In dismissing the DGIR’s contention that the irrevocable election precluded any subsequent revision, the Court of Appeal affirmed that Section 131(1) operates independently and is not inconsistent with Section 44A. The group relief mechanism does not override a taxpayer’s statutory right to seek correction of a genuine mistake under Section 131(1). Penalising the taxpayer for such an adjustment, the Court of Appeal held, would be unjust and contrary to the ITA’s intent.
Harmonious Interpretation Of The ITA
The DGIR contended that since both Section 44A and Section 131(1) provide tax relief, a taxpayer must strictly comply with the conditions of each provision, and any ambiguity must be resolved in the DGIR’s favour.
The Court of Appeal rejected this argument. First, it found no ambiguity regarding the taxpayer's compliance with Section 44A's requirements. The conditions for group relief had been satisfied, making the question of ambiguity irrelevant.
Second, the Court of Appeal adopted a harmonious interpretation of the ITA, holding that Sections 44A and 131(1) must be read together, not in isolation. Parliament did not intend to exclude the application of Section 131(1) to group relief cases, and the two provisions can operate together without contradiction.

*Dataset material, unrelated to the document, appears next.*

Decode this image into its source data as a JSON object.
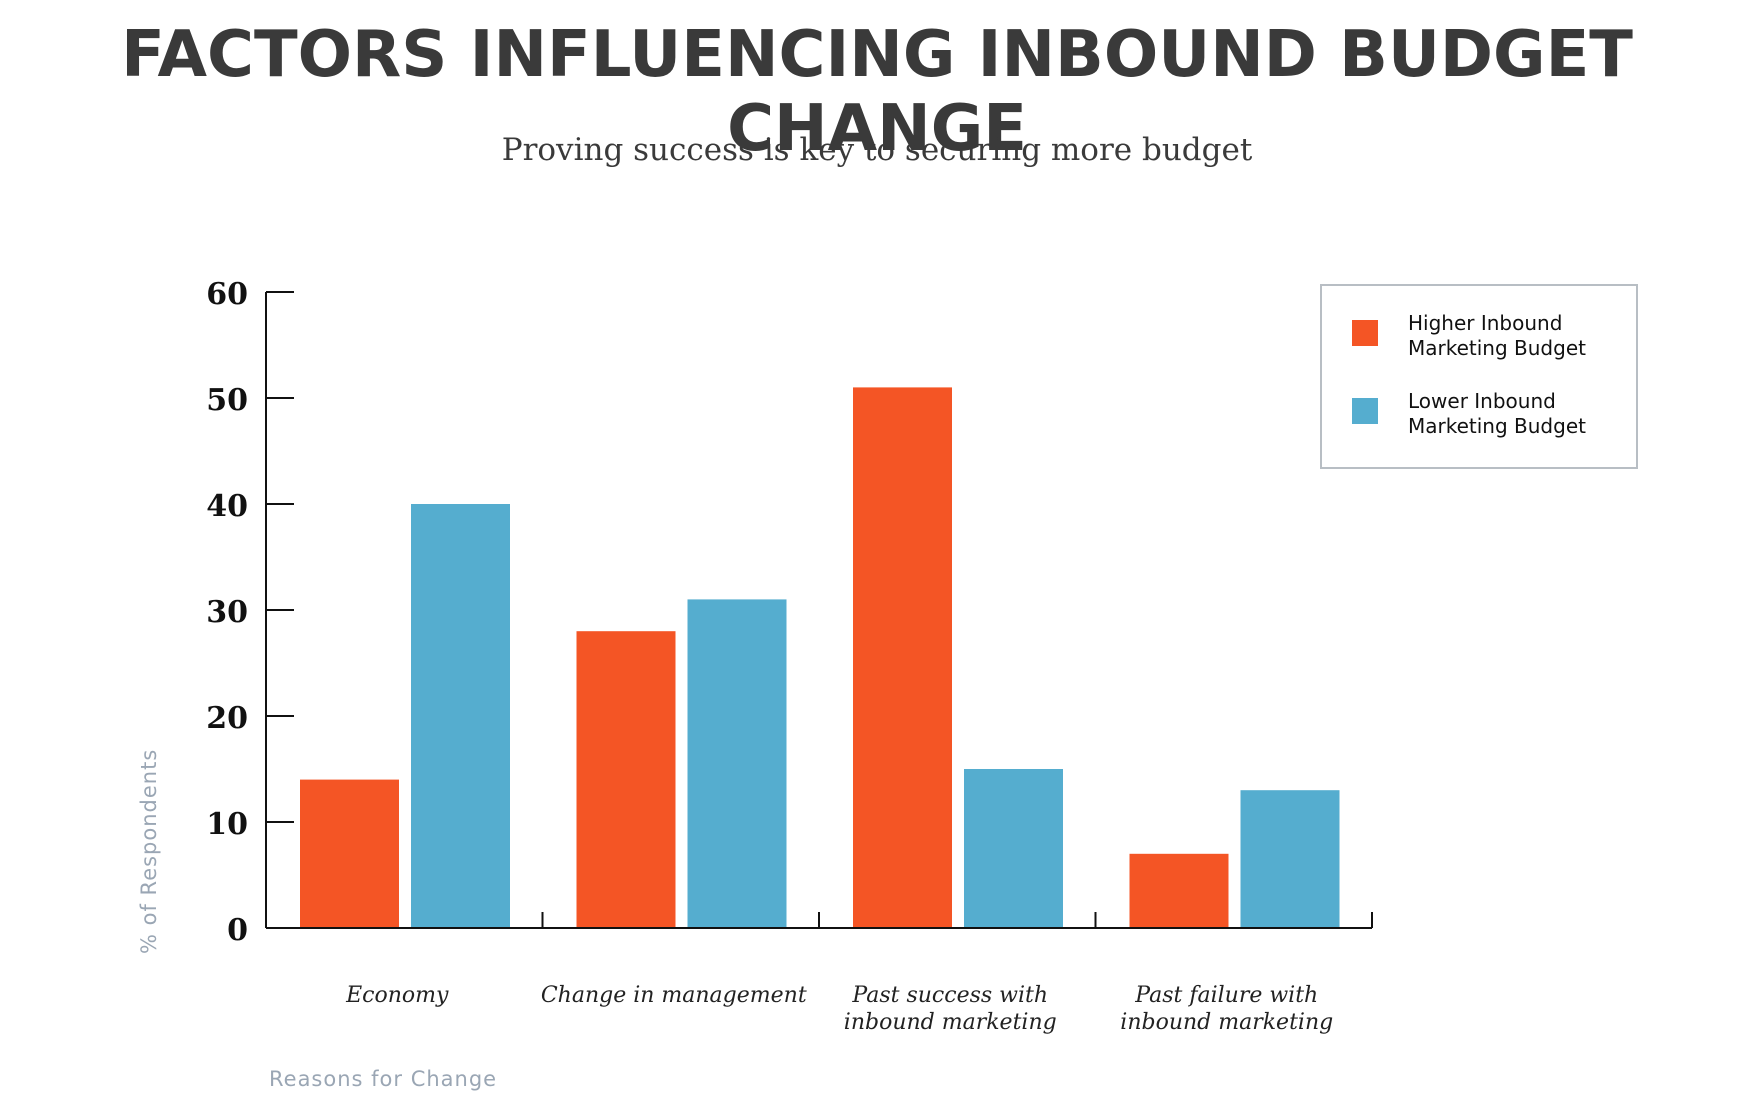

Finally, the Court of Appeal stressed that the DGIR should facilitate rather than hinder the use of group relief provisions, as they are designed to benefit companies within a group. A rigid interpretation of the "irrevocable election" requirement, as advocated by the DGIR, would undermine Section 131(1)'s purpose in this context.
As the Court of Appeal aptly stated:
“Finally, we would add that an amending provision like s 44A of the ITA should be read generously to remove unnecessary obstacles to companies harnessing its beneficial provision in their tax planning for so long as the explicit requirements as set out have been complied with. It would be both just and reasonable for the Respondent Taxpayer to be granted the relief under s 131(1) of the ITA.”
Conclusion
This decision provides significant clarity regarding the scope of the "irrevocable election" under Section 44A and the availability of relief for error or mistake under Section 131(1). The key takeaways from this ruling include:
a)Companies are allowed to revise the apportionment of losses between claimant companies under group relief, provided the total amount of losses surrendered remains unchanged.
b)Relief under Section 131(1) is available for genuine error or mistake that arises from tax audits, including in cases involving group relief.
c)The DGIR should adopt a facilitative approach to group relief provisions to ensure that companies can optimise the use of losses within a group.
This ruling reinforces the principle that tax laws must be interpreted in a manner that aligns with legislative intent and commercial reality. It also serves as a reminder that the DGIR’s role in supporting the effective and fair application of tax relief mechanisms, rather than obstructing them.